WASHINGTON (AP) — Pledging to “put everything I’ve got into this,” a somber President Barack Obama challenged Congress on Wednesday to approve an extensive package of gun control proposals that he said would help prevent mass shootings and reduce the epidemic of gun violence.
The president’s response to the December massacre at a Connecticut school included renewing the expired ban on sales of assault-style weapons and high-capacity ammunition magazines, plus expanding background checks of gun buyers. Those measures will face strong opposition in Congress from most Republicans and some Democrats, making prospects for passage highly uncertain.
Obama acknowledged that difficulty and signaled his intention to go over the heads of lawmakers to rally public support. Vice President Joe Biden, who helped formulate the proposals, said that, after the tragedy at Sandy Hook Elementary School that left 20 children and six school staffers dead, “the world has changed, and it’s demanding action.”

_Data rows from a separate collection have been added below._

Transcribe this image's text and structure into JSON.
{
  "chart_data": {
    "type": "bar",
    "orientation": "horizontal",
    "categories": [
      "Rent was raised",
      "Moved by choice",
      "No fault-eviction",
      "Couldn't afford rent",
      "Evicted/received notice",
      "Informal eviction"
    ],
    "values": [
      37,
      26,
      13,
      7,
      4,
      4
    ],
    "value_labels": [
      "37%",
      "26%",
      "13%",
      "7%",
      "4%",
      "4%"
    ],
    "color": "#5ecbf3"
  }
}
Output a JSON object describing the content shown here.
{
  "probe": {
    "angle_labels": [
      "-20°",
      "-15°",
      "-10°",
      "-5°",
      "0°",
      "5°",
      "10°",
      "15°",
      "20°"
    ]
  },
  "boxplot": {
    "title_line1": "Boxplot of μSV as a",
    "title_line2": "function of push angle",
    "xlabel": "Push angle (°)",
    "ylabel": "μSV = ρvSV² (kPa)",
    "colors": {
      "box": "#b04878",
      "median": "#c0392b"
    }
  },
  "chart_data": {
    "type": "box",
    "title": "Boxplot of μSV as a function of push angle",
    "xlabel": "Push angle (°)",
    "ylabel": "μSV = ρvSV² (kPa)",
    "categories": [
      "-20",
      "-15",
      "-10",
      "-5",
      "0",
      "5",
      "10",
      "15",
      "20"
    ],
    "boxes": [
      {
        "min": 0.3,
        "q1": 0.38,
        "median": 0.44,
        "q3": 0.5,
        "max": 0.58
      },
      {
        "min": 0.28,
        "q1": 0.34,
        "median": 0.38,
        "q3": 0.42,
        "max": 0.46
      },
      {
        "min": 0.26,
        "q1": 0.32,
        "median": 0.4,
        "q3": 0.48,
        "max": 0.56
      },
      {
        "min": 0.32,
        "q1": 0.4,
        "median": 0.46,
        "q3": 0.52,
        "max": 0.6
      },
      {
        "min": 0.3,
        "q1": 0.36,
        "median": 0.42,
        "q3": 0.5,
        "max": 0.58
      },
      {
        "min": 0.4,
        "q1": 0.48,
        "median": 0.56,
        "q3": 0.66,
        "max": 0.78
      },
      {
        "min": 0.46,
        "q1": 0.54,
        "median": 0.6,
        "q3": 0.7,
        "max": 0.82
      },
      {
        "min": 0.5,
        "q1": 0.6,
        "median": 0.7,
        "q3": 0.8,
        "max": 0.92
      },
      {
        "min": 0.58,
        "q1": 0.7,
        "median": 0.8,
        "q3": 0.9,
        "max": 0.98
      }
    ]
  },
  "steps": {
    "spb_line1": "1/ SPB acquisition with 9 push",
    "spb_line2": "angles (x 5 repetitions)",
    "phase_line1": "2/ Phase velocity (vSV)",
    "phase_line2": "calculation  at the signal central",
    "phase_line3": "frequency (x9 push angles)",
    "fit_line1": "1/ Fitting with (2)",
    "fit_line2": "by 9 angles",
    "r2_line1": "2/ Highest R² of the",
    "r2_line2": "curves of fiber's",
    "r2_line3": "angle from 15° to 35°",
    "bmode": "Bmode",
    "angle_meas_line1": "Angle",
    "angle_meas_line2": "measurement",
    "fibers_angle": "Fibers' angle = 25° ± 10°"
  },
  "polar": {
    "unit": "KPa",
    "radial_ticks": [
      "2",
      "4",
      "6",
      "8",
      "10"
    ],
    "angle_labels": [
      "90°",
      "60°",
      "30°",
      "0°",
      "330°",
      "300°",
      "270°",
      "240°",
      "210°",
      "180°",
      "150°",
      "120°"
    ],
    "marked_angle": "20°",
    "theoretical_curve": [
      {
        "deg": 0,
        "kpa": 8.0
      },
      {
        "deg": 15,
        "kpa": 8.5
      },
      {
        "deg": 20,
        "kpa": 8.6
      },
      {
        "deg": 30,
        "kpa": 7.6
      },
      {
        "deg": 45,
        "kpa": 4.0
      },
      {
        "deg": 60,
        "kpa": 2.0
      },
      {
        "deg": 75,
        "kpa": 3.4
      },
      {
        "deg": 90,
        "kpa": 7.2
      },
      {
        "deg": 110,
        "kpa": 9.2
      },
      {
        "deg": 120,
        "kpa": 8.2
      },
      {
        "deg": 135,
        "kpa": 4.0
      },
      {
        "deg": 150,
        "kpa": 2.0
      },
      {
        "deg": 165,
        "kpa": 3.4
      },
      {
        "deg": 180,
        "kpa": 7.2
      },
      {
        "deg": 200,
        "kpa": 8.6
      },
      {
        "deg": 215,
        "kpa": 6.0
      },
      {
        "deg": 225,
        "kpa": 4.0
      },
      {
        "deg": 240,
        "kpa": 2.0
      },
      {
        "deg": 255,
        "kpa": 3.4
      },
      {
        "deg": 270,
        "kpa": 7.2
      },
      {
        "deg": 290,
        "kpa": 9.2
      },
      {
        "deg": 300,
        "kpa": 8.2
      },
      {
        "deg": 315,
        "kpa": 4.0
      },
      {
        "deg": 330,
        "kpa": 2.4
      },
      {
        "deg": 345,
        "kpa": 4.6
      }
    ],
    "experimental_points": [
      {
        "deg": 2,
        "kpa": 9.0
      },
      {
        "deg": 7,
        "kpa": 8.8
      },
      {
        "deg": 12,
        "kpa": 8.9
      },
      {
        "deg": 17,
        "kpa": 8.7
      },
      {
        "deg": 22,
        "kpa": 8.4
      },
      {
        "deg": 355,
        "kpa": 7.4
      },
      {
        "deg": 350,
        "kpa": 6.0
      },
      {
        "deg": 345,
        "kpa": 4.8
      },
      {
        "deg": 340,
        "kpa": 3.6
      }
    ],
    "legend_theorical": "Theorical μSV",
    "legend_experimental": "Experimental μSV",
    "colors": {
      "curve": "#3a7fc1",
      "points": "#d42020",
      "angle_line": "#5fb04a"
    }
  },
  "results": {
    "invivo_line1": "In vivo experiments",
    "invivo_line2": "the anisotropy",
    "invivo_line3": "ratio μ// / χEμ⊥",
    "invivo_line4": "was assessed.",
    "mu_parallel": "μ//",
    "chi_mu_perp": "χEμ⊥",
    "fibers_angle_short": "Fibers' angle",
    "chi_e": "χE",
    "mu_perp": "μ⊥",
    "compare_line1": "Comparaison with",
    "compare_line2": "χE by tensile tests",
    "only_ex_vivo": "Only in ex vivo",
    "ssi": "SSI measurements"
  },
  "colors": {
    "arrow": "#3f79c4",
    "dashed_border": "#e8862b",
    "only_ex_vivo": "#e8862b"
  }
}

The plan, which includes 23 executive actions the president can take on his own, was described as a major initiative by advocates on both sides of the debate. But in many respects, it is limited in scope, reflecting the political constraints of an issue that deeply divides the country, as well as the power of the gun lobby.
Left out, for example, was a proposal for background checks on buyers of ammunition, which Sen. Richard Blumenthal, D-Conn., a proponent, called “the black hole of gun violence prevention.” Such checks were included in a sweeping New York law that Democratic Gov. Andrew Cuomo signed Tuesday.
The most important parts of Obama’s plan will require congressional approval. They include a federal ban on the sale of military-style assault weapons, with fewer loopholes than the 1994 law that expired in 2004. Several states already have such bans. The president also wants to reinstate an earlier ban on sales of magazines that can hold more than 10 rounds.